What is Snowflake zero copy clone?
Snowflake zero copy clone, often referred to as "cloning", is a feature in Snowflake that effectively creates an exact copy of a database, table, or schema without consuming extra storage space, taking up additional time, or duplicating any physical data. Instead, a logical reference to the source object is created, allowing for independent modifications to both the original and cloned objects.
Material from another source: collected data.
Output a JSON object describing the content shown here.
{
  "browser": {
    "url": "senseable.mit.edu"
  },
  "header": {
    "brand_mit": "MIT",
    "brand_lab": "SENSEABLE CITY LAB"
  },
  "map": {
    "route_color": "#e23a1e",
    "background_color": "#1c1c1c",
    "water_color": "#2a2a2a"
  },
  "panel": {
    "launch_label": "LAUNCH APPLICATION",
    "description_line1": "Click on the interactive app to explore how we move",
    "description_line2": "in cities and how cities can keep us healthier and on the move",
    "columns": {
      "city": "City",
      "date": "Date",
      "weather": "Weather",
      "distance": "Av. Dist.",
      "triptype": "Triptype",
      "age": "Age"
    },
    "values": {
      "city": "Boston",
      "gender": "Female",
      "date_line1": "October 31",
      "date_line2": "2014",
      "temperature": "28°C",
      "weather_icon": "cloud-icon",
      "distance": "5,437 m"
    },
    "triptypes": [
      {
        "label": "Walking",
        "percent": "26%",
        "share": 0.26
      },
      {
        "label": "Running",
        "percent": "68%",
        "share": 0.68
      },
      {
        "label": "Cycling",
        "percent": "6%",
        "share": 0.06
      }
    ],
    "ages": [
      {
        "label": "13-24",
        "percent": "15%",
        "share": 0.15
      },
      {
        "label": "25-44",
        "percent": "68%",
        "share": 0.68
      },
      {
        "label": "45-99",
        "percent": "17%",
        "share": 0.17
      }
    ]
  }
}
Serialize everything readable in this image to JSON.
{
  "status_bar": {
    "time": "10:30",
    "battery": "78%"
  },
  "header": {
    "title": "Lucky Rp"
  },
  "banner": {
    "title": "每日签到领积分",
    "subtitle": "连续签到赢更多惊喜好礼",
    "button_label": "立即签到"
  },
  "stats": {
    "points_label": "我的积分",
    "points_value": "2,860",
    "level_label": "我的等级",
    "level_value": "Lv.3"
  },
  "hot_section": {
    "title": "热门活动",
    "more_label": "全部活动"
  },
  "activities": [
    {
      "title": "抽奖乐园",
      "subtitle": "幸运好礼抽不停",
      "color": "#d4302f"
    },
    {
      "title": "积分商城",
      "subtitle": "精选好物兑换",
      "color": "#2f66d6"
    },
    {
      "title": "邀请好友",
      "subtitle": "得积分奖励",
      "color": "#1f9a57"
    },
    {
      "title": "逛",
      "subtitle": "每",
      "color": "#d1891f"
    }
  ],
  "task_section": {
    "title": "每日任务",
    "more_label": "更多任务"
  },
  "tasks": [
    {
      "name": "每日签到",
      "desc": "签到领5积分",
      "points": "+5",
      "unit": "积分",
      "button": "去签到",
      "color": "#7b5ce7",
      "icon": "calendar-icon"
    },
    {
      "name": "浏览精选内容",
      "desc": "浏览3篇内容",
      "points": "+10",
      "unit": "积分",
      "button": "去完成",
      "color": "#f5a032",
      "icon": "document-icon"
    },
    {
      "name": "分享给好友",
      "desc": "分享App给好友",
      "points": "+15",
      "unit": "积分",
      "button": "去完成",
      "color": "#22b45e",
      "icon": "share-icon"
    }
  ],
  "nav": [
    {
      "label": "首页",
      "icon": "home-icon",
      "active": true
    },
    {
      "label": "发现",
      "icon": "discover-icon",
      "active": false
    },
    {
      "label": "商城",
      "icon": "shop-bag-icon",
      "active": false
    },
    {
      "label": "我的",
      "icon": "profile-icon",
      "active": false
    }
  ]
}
Snowflake zero copy cloning is fast and offers you maximum flexibility with no additional Snowflake storage costs associated with it.
Save up to 30% on your Snowflake spend in a few minutes!
Use-cases of Snowflake zero copy clone
Snowflake zero copy clone provides users with substantial flexibility and freedom, with use cases like:
- To quickly perform backups of Tables, Schemas, and Databases.
- To create a free sandbox to enable parallel use cases.
- To enable quick object rollback capability.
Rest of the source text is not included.